By: Staff Writer
October 7, 2025
The US Department of Defence Secretary Pete Hegseth said on X that US President Donald Trump ordered a lethal strike on a Venezuelan boat last week Friday that was suspected of trafficking narcotics from the South American country that was presumed on its way to the US, killing four in the process.
Hegseth said: “Earlier this morning, on President Trump’s orders, I directed a lethal, kinetic strike on a narco-trafficking vessel affiliated with Designated Terrorist Organizations in the USSOUTHCOM area of responsibility. Four male narco-terrorists aboard the vessel were killed in the strike, and no U.S. forces were harmed in the operation. The strike was conducted in international waters just off the coast of Venezuela while the vessel was transporting substantial amounts of narcotics – headed to America to poison our people.

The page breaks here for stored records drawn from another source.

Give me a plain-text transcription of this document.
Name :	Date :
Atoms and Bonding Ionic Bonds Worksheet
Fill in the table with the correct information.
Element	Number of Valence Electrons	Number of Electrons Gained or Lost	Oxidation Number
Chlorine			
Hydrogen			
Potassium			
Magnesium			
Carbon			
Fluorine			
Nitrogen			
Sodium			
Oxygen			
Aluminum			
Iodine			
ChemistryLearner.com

“Our intelligence, without a doubt, confirmed that this vessel was trafficking narcotics, the people onboard were narco-terrorists, and they were operating on a known narco-trafficking transit route. These strikes will continue until the attacks on the American people are over!!!!”
This is the fourth such lethal strike on a Venezuelan boat in the past three months. The death toll from these strikes are now up to 21 suspected Venezuelan drug traffickers.
The first three strikes happened in September, with the first on September 2 killing 11, later in September, two separate strikes killed six, now leading to Friday’s strike killing four.
President Trump has decided that the United States is engaged in a formal “armed conflict” with drug cartels his team has labeled terrorist organizations and that suspected smugglers for such groups are “unlawful combatants,” the administration said in a confidential notice to Congress this week.
The notice was sent to several congressional committees and obtained by The New York Times. It adds new detail to the administration’s thinly articulated legal rationale for why three U.S. military strikes the president ordered on boats in the Caribbean Sea last month, killing all 17 people aboard them, should be seen as lawful rather than murder.
As the Trump administration attempts to justify the air strike, concerns must now be met at the US Southern border with Mexico where cartels have just as much access to the US market.
Trump’s move to formally deem his campaign against drug cartels as an active armed conflict means he is cementing his claim to extraordinary wartime powers, legal specialists said. In an armed conflict, as defined by international law, a country can lawfully kill enemy fighters even when they pose no threat, detain them indefinitely without trials and prosecute them in military courts.
Geoffrey S. Corn, a retired judge advocate general lawyer who was formerly the Army’s senior adviser for law-of-war issues, said in a New York Times article that drug cartels were not engaged in “hostilities” — the standard for when there is an armed conflict for legal purposes — against the United States because selling a dangerous product is different from an armed attack.
Nevertheless Trump’s merciless assault on suspected drug cartels will continue and we hope that the scourge of drug trafficking to the US comes to an end.